15, Coldharbour is a Grade II listed building in the Tower Hamlets local planning authority area, England. First listed on 31 July 2003. House.
15, Coldharbour
- WRENN ID
- secret-cellar-yew
- Grade
- II
- Local Planning Authority
- Tower Hamlets
- Country
- England
- Date first listed
- 31 July 2003
- Type
- House
- Source
- Historic England listing
Description
788/0/10183 COLDHARBOUR 31-JUL-03 Isle of Dogs 15
II House, 1843. Stock brick, rendered; stone cills and coping. Three storeys with attic. Slate roof. PLAN: Rectangular plan with staircase along north wall. Two rooms per floor with partitioned/glazed central sections (wc's) opposite stair. EXTERIOR: Two bay front to street. Door to left of infilled opening. 9/9-pane sashes. River front now part-concealed by a c.1995 concrete platform supporting a glazed sun lounge at first floor; tripartite openings to first and second floors. INTERIOR: ground floor comprises a former mast-making workshop, partly sub-divided with board partitions and internal glazing, with heavy exposed lateral beams. Plain stairs to first floor; upper flights are of good quality, with upswept mahogany handrails, turned columnar newels, spiral-turned posts to first floor, and plain square rails. Extensive survival of original joinery, including richly reeded door and window architraves to first floor rooms.

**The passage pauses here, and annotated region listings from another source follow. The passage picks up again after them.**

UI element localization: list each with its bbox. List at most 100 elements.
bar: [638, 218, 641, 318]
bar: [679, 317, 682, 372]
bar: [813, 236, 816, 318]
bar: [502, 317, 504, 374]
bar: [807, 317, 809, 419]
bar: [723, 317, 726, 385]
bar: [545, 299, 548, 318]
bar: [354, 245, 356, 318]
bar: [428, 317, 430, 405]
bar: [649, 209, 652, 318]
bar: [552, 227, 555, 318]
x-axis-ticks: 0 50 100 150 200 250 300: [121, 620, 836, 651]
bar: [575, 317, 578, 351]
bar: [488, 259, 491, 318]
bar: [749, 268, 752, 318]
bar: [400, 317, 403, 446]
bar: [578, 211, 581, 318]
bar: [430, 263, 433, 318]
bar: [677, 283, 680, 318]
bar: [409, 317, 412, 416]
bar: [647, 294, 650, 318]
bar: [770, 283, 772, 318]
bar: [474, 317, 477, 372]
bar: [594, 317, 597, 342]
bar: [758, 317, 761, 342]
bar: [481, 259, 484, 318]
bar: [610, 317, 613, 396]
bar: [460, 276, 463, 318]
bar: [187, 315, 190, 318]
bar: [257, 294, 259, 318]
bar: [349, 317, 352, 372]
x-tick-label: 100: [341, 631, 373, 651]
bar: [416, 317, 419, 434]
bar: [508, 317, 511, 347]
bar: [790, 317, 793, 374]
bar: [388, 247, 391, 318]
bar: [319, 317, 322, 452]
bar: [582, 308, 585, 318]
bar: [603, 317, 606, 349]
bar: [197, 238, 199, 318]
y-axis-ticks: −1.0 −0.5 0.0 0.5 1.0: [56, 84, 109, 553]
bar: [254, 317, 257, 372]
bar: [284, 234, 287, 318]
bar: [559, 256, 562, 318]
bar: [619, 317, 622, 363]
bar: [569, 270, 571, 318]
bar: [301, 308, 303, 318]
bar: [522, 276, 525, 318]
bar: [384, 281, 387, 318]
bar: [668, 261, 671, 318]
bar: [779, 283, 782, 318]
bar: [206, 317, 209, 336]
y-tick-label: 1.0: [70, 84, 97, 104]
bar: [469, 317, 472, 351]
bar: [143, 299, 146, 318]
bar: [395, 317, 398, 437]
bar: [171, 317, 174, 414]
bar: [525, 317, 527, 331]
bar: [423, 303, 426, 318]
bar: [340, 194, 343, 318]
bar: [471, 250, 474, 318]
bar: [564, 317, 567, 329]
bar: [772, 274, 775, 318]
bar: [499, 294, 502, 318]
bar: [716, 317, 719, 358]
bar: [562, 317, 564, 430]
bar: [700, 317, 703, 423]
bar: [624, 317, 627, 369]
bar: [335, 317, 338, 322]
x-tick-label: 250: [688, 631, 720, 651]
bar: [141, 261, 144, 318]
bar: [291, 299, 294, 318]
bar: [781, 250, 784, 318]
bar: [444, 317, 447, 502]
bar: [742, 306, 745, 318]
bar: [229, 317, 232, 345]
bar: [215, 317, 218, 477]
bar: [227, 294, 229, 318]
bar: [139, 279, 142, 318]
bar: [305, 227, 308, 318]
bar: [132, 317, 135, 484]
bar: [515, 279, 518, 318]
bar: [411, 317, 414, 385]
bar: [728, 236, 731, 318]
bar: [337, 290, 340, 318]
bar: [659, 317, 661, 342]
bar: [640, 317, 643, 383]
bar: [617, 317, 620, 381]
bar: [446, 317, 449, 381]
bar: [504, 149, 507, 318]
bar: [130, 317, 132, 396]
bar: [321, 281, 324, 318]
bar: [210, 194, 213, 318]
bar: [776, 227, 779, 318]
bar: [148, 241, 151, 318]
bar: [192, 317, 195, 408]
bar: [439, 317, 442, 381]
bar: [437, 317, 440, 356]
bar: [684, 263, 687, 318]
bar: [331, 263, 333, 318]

Fireplace with reeded surround to first floor front room. Upper floors are plainer but largely intact. Two-panel doors to attic with lozenge-pierced overdoor panels. HISTORY: this house was described as 'lately erected' in 1845, and was built in 1843-44 for his own occupation by Benjamin Granger Bluett, a joiner, mast- and blockmaker whose workshop was on the ground floor over a saw-pit. An earlier structure of c1770 stood here. In 1894 the house was acquired by the Metropolitan Asylums Board, and was adapted to form part of a reception centre for immigrants displaying signs of contagious illnesses: the interior of the ground floor was subdivided at this time and extensions (now removed) were added to the south side of the house. The house is listed for its largely intact interior of the early 1840s, and for its docklands interest as a now-rare survivor in this area of a purpose-built workshop with living accommodation above. The 1890s alterations also represent a phase of interest in the building's development.